Supply Chain Movement
Supply Chain Management refers to designing, planning, executing, controlling and monitoring of supply chain activities with the primary aim of establishing sustainable competitive advantage, creating value for the customer, coordinating supply and demand and global performance management (Naresh, 2007). Supply chain management is carried out in all the processes, involving the movement of raw materials, inventory of the work in progress and distribution of finished goods to the customers. The usage of supply chain management is diverse, including the establishment of effective supply chains and competing in a global marketplace. The usage of supply chain management is also an essential element in the establishment of global joint ventures and strategic alliances and partnerships (Wild, 1995). Supply chain management also plays an integral role in the creating of customer satisfaction at the delivery point. Supply chain management is also used in increasing efficiency, elimination of bottlenecks during distributions through the establishing of a chain that responds to the customer needs. Supply chain management is also applied in the integration of core business processes across the supply chain with the main objective of creating value for both customers and stakeholders.

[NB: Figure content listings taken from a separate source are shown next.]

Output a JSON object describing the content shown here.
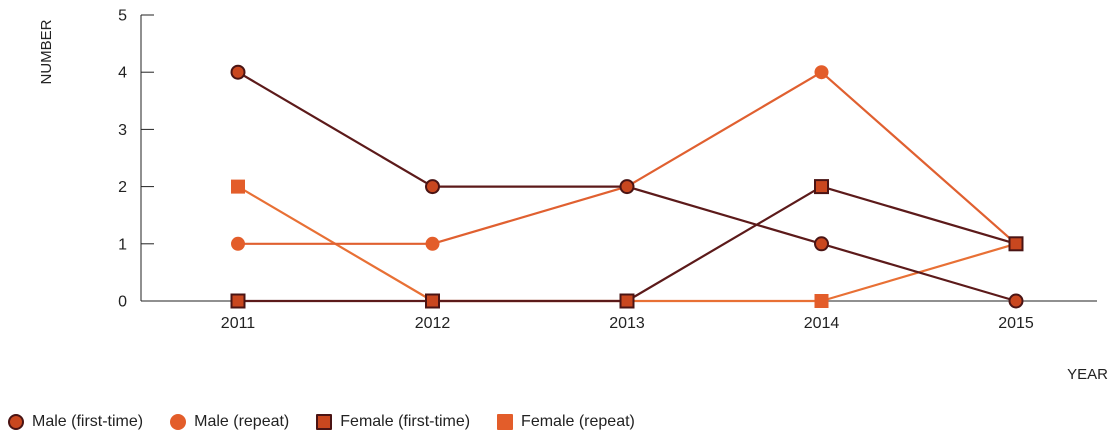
{
  "chart_data": {
    "type": "line",
    "title": "",
    "xlabel": "YEAR",
    "ylabel": "NUMBER",
    "categories": [
      "2011",
      "2012",
      "2013",
      "2014",
      "2015"
    ],
    "ylim": [
      0,
      5
    ],
    "yticks": [
      "0",
      "1",
      "2",
      "3",
      "4",
      "5"
    ],
    "grid": false,
    "legend_position": "bottom-left",
    "series": [
      {
        "name": "Male (first-time)",
        "values": [
          4,
          2,
          2,
          1,
          0
        ],
        "marker": "circle",
        "outlined": true,
        "line_color": "#5c1a1a",
        "marker_color": "#c9471f"
      },
      {
        "name": "Male (repeat)",
        "values": [
          1,
          1,
          2,
          4,
          1
        ],
        "marker": "circle",
        "outlined": false,
        "line_color": "#e06030",
        "marker_color": "#e35d2a"
      },
      {
        "name": "Female (first-time)",
        "values": [
          0,
          0,
          0,
          2,
          1
        ],
        "marker": "square",
        "outlined": true,
        "line_color": "#5c1a1a",
        "marker_color": "#c9471f"
      },
      {
        "name": "Female (repeat)",
        "values": [
          2,
          0,
          0,
          0,
          1
        ],
        "marker": "square",
        "outlined": false,
        "line_color": "#e87035",
        "marker_color": "#e35d2a"
      }
    ]
  },
  "colors": {
    "axis": "#222222",
    "outline": "#4a1414"
  }
}
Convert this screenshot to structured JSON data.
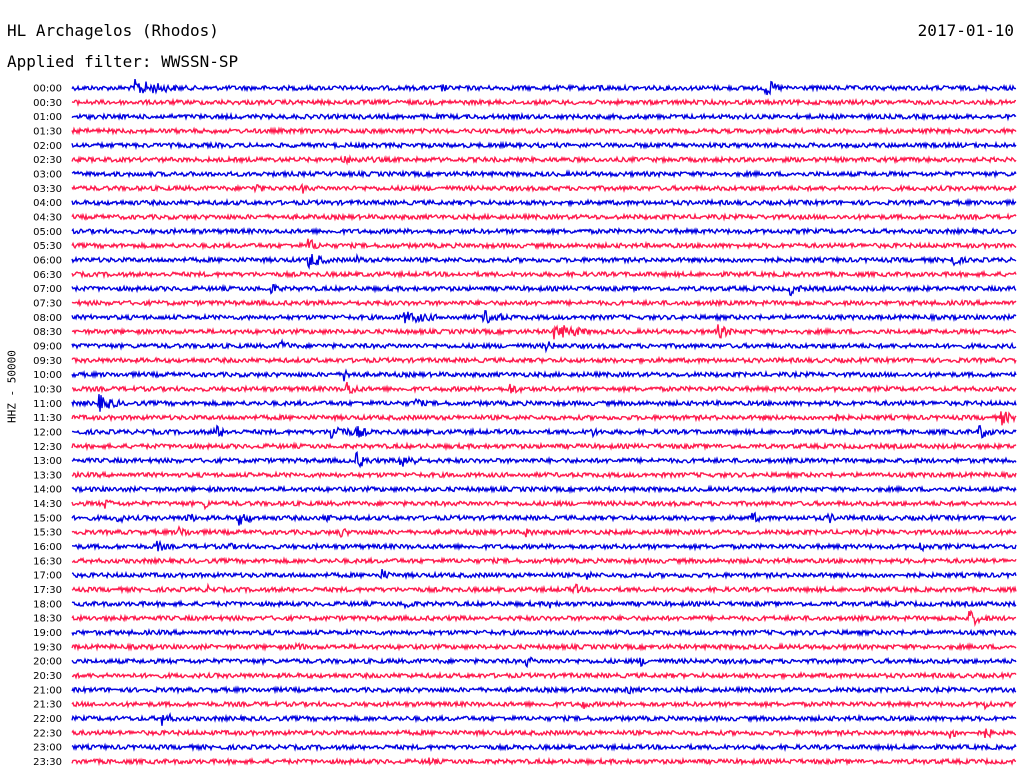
{
  "header": {
    "station": "HL Archagelos (Rhodos)",
    "date": "2017-01-10",
    "filter_label": "Applied filter: WWSSN-SP"
  },
  "chart_data": {
    "type": "line",
    "title": "HL Archagelos (Rhodos)",
    "ylabel": "HHZ - 50000",
    "row_labels": [
      "00:00",
      "00:30",
      "01:00",
      "01:30",
      "02:00",
      "02:30",
      "03:00",
      "03:30",
      "04:00",
      "04:30",
      "05:00",
      "05:30",
      "06:00",
      "06:30",
      "07:00",
      "07:30",
      "08:00",
      "08:30",
      "09:00",
      "09:30",
      "10:00",
      "10:30",
      "11:00",
      "11:30",
      "12:00",
      "12:30",
      "13:00",
      "13:30",
      "14:00",
      "14:30",
      "15:00",
      "15:30",
      "16:00",
      "16:30",
      "17:00",
      "17:30",
      "18:00",
      "18:30",
      "19:00",
      "19:30",
      "20:00",
      "20:30",
      "21:00",
      "21:30",
      "22:00",
      "22:30",
      "23:00",
      "23:30"
    ],
    "series_colors": [
      "#0000e0",
      "#ff1a4d"
    ],
    "x_range_minutes": [
      0,
      30
    ],
    "events": [
      {
        "row": 0,
        "t": 2.0,
        "amp": 9,
        "dur": 1.2
      },
      {
        "row": 0,
        "t": 11.7,
        "amp": 6,
        "dur": 0.3
      },
      {
        "row": 0,
        "t": 16.7,
        "amp": 6,
        "dur": 0.3
      },
      {
        "row": 0,
        "t": 22.0,
        "amp": 11,
        "dur": 0.4
      },
      {
        "row": 5,
        "t": 8.5,
        "amp": 4,
        "dur": 2.5
      },
      {
        "row": 7,
        "t": 5.8,
        "amp": 7,
        "dur": 0.3
      },
      {
        "row": 7,
        "t": 7.3,
        "amp": 6,
        "dur": 0.3
      },
      {
        "row": 11,
        "t": 7.5,
        "amp": 8,
        "dur": 0.4
      },
      {
        "row": 12,
        "t": 7.5,
        "amp": 10,
        "dur": 0.5
      },
      {
        "row": 12,
        "t": 9.0,
        "amp": 6,
        "dur": 0.3
      },
      {
        "row": 12,
        "t": 27.9,
        "amp": 8,
        "dur": 0.4
      },
      {
        "row": 14,
        "t": 6.3,
        "amp": 7,
        "dur": 0.3
      },
      {
        "row": 14,
        "t": 22.8,
        "amp": 8,
        "dur": 0.4
      },
      {
        "row": 16,
        "t": 10.5,
        "amp": 7,
        "dur": 1.2
      },
      {
        "row": 16,
        "t": 13.0,
        "amp": 8,
        "dur": 0.8
      },
      {
        "row": 17,
        "t": 15.3,
        "amp": 9,
        "dur": 1.0
      },
      {
        "row": 17,
        "t": 20.5,
        "amp": 8,
        "dur": 0.5
      },
      {
        "row": 18,
        "t": 6.6,
        "amp": 7,
        "dur": 0.4
      },
      {
        "row": 18,
        "t": 15.0,
        "amp": 7,
        "dur": 0.4
      },
      {
        "row": 20,
        "t": 8.6,
        "amp": 8,
        "dur": 0.4
      },
      {
        "row": 21,
        "t": 8.7,
        "amp": 9,
        "dur": 0.4
      },
      {
        "row": 21,
        "t": 13.9,
        "amp": 7,
        "dur": 0.4
      },
      {
        "row": 22,
        "t": 0.8,
        "amp": 10,
        "dur": 0.6
      },
      {
        "row": 22,
        "t": 10.9,
        "amp": 7,
        "dur": 0.3
      },
      {
        "row": 23,
        "t": 24.0,
        "amp": 8,
        "dur": 0.4
      },
      {
        "row": 23,
        "t": 29.5,
        "amp": 9,
        "dur": 0.4
      },
      {
        "row": 24,
        "t": 4.5,
        "amp": 9,
        "dur": 0.4
      },
      {
        "row": 24,
        "t": 8.2,
        "amp": 10,
        "dur": 0.6
      },
      {
        "row": 24,
        "t": 9.0,
        "amp": 8,
        "dur": 0.4
      },
      {
        "row": 24,
        "t": 16.4,
        "amp": 7,
        "dur": 0.4
      },
      {
        "row": 24,
        "t": 28.8,
        "amp": 9,
        "dur": 0.4
      },
      {
        "row": 26,
        "t": 9.0,
        "amp": 10,
        "dur": 0.4
      },
      {
        "row": 26,
        "t": 10.4,
        "amp": 9,
        "dur": 0.6
      },
      {
        "row": 29,
        "t": 1.0,
        "amp": 7,
        "dur": 0.3
      },
      {
        "row": 29,
        "t": 4.2,
        "amp": 6,
        "dur": 0.3
      },
      {
        "row": 30,
        "t": 1.4,
        "amp": 7,
        "dur": 0.3
      },
      {
        "row": 30,
        "t": 3.6,
        "amp": 7,
        "dur": 0.4
      },
      {
        "row": 30,
        "t": 5.3,
        "amp": 8,
        "dur": 0.5
      },
      {
        "row": 30,
        "t": 8.0,
        "amp": 7,
        "dur": 0.3
      },
      {
        "row": 30,
        "t": 21.6,
        "amp": 7,
        "dur": 0.3
      },
      {
        "row": 30,
        "t": 24.0,
        "amp": 7,
        "dur": 0.3
      },
      {
        "row": 31,
        "t": 3.4,
        "amp": 7,
        "dur": 0.4
      },
      {
        "row": 31,
        "t": 8.5,
        "amp": 7,
        "dur": 0.3
      },
      {
        "row": 31,
        "t": 14.4,
        "amp": 7,
        "dur": 0.3
      },
      {
        "row": 32,
        "t": 2.7,
        "amp": 7,
        "dur": 0.3
      },
      {
        "row": 32,
        "t": 4.9,
        "amp": 6,
        "dur": 0.3
      },
      {
        "row": 32,
        "t": 26.9,
        "amp": 7,
        "dur": 0.3
      },
      {
        "row": 34,
        "t": 9.8,
        "amp": 8,
        "dur": 0.3
      },
      {
        "row": 34,
        "t": 16.3,
        "amp": 6,
        "dur": 0.3
      },
      {
        "row": 35,
        "t": 4.2,
        "amp": 6,
        "dur": 0.4
      },
      {
        "row": 35,
        "t": 15.9,
        "amp": 8,
        "dur": 0.3
      },
      {
        "row": 36,
        "t": 10.5,
        "amp": 7,
        "dur": 0.4
      },
      {
        "row": 36,
        "t": 15.1,
        "amp": 7,
        "dur": 0.3
      },
      {
        "row": 37,
        "t": 28.5,
        "amp": 9,
        "dur": 0.5
      },
      {
        "row": 39,
        "t": 7.1,
        "amp": 7,
        "dur": 0.3
      },
      {
        "row": 40,
        "t": 14.4,
        "amp": 7,
        "dur": 0.3
      },
      {
        "row": 40,
        "t": 18.0,
        "amp": 7,
        "dur": 0.3
      },
      {
        "row": 42,
        "t": 17.6,
        "amp": 6,
        "dur": 0.3
      },
      {
        "row": 43,
        "t": 16.2,
        "amp": 6,
        "dur": 0.3
      },
      {
        "row": 43,
        "t": 29.0,
        "amp": 6,
        "dur": 0.3
      },
      {
        "row": 44,
        "t": 2.8,
        "amp": 9,
        "dur": 0.4
      },
      {
        "row": 45,
        "t": 27.9,
        "amp": 7,
        "dur": 0.3
      },
      {
        "row": 45,
        "t": 29.0,
        "amp": 7,
        "dur": 0.3
      },
      {
        "row": 47,
        "t": 11.3,
        "amp": 6,
        "dur": 0.3
      }
    ]
  }
}
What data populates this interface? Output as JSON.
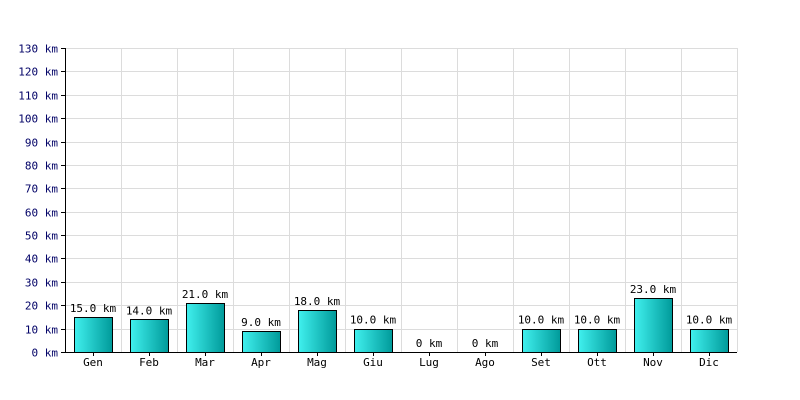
{
  "chart_data": {
    "type": "bar",
    "categories": [
      "Gen",
      "Feb",
      "Mar",
      "Apr",
      "Mag",
      "Giu",
      "Lug",
      "Ago",
      "Set",
      "Ott",
      "Nov",
      "Dic"
    ],
    "values": [
      15.0,
      14.0,
      21.0,
      9.0,
      18.0,
      10.0,
      0,
      0,
      10.0,
      10.0,
      23.0,
      10.0
    ],
    "value_labels": [
      "15.0 km",
      "14.0 km",
      "21.0 km",
      "9.0 km",
      "18.0 km",
      "10.0 km",
      "0 km",
      "0 km",
      "10.0 km",
      "10.0 km",
      "23.0 km",
      "10.0 km"
    ],
    "y_ticks": [
      "0 km",
      "10 km",
      "20 km",
      "30 km",
      "40 km",
      "50 km",
      "60 km",
      "70 km",
      "80 km",
      "90 km",
      "100 km",
      "110 km",
      "120 km",
      "130 km"
    ],
    "ylim": [
      0,
      130
    ],
    "y_step": 10,
    "unit": "km",
    "grid": true,
    "colors": {
      "bar_light": "#40f0ee",
      "bar_dark": "#009a9a",
      "tick_text": "#000066",
      "grid": "#dcdcdc"
    }
  }
}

Other business operations that can be integrated with supply chain management include sourcing, management of logistics and procurement (Naresh, 2007).
Range is a term used in descriptive statistics to mean the length of the smallest interval that holds all the data that is obtained through subtracting the sample minimum from the sample minimum. Range is mainly used for indicating the statistical dispersion (Naresh, 2007). Range is a crucial aspect of quality control, which is primarily used in studying the variations observed in the quality of the manufactured units, whereby all the units that are manufactured within the range are accepted and those falling outside the range are rejected. Range can also be used in evaluating the safety stock level depending on the current requirements, this implies that range can be deployed for planning purposes. Range charts are used in the observation of variable statistics that are used in assessing the disparity between the observations made in a given time. As a statistical variable, range plays an integral in the creation of quality control charts (Naresh, 2007).